Hydroxyethyl starch solutions have been shown to increase mortality among patients with severe sepsis in the 6S trial [36]. In our study, 90% of patients with fluid accumulation received colloids prior to RRT initiation. Difference in colloid use was significant both between patients with or without fluid overload and survivors and non-survivors. However, colloid use did not remain significant in the logistic regression model for 90-day mortality. Moreover, the separation of the survival curves of patients with and without fluid overload occurred early after ICU admission, while the in the 6S trial the starch group separated from the Ringer's acetate group later [36].

The indications for RRT were in line with previous studies [6, 37]. In few reports RRT has been initiated as early in terms of ICU treatment days [29, 38], most studies reporting a median time from ICU admission to RRT initiation or randomization for RRT from two to seven days [6, 7, 39, 40]. The proportion of patients initially receiving CRRT was higher than in a U.S. cohort with 56% [30] but corresponding to reports from Canada [29] and Taiwan [7] and slightly lower compared to a multinational study [38]. The initial CRRT dose adjusted for daily duration of CRRT was in line with the current recommendations [13].

Our study has some limitations. First, we were not able to record the fluid balance preceding ICU admission. However, in contrast to other studies [18, 29] we recorded data on cumulative balance from ICU admission to RRT initiation day. Second, we could not relate the degree of fluid accumulation to physiologic parameters such as pulmonary capillary wedge pressure or stroke volume variation index. Third, regrettably, we did not collect data regarding the colloid type administered. Thus, we cannot separate to which extent the use of starch accounted for the worse outcome among patients with fluid overload. However, the use of any type of colloid did not remain significant in the logistic regression model. Fourth, the power of this study did not allow us to study the association between fluid accumulation and renal recovery. Finally, as this was an observational study, there may be factors that we did not measure that affected outcome, and the observed association does not imply causation. However, we reported data from a nationwide, non-selected patient cohort, with meticulously recorded prospective data about RRT timing.

Conclusions

In this observational cohort study, the 90-day mortality of critically ill patients treated with RRT was 39%. Patients with fluid overload had twice as high 90-day mortality compared to those without. Fluid overload was associated with a markedly increased risk for 90-day mortality even after adjustments.

Key messages

  • AKI patients treated with RRT had a 90-day mortality of 39%.
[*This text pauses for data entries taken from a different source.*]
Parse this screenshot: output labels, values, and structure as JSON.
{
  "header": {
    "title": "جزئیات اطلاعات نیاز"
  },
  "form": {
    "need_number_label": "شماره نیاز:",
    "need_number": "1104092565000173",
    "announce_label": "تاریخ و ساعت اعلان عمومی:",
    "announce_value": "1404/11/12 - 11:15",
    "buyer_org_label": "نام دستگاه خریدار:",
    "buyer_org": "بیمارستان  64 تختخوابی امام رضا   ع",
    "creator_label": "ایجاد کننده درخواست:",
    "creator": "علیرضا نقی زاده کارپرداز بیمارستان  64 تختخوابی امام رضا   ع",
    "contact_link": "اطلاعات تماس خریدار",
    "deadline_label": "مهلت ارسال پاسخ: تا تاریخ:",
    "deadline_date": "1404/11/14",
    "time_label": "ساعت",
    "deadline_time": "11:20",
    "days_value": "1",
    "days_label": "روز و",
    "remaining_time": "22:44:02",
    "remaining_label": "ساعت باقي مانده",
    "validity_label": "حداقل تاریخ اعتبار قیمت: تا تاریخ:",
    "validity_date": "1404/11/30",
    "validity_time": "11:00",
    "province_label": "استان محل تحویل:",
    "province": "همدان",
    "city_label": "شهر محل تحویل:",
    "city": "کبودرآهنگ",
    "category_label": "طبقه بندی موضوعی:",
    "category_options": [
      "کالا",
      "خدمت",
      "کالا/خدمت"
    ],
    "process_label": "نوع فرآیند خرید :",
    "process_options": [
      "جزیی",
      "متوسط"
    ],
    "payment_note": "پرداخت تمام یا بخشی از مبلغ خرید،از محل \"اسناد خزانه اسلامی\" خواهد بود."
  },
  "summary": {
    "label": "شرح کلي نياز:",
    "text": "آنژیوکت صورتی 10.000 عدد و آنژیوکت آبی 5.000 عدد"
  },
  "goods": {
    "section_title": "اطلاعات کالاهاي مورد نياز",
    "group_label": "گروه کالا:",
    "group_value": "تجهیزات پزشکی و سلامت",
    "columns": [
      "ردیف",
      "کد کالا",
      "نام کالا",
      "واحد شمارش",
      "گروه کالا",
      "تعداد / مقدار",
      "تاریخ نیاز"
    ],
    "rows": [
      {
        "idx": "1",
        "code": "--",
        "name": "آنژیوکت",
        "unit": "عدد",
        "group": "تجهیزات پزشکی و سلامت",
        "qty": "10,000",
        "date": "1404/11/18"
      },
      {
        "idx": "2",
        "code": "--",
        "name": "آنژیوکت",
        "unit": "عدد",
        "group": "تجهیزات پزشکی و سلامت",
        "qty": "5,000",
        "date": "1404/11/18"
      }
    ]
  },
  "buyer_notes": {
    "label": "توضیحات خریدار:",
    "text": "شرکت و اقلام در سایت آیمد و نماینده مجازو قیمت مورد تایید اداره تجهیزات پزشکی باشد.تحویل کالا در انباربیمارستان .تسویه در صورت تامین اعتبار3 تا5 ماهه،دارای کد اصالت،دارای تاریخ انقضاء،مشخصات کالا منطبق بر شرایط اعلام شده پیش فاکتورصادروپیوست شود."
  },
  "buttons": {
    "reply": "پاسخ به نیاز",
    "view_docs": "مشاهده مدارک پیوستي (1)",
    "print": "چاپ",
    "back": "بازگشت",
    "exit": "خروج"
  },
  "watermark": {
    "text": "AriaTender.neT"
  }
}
  • RRT was initiated early, a median of 14 hours after ICU admission.

  • Patients with fluid overload (> 10% of weight) at RRT initiation had higher crude mortality compared to those without and had an increased risk for 90-day mortality after adjusting for disease severity, time of RRT initiation, RRT modality, and presence of severe sepsis.

  • At 90 days, 19% of survivors were still dependent on RRT.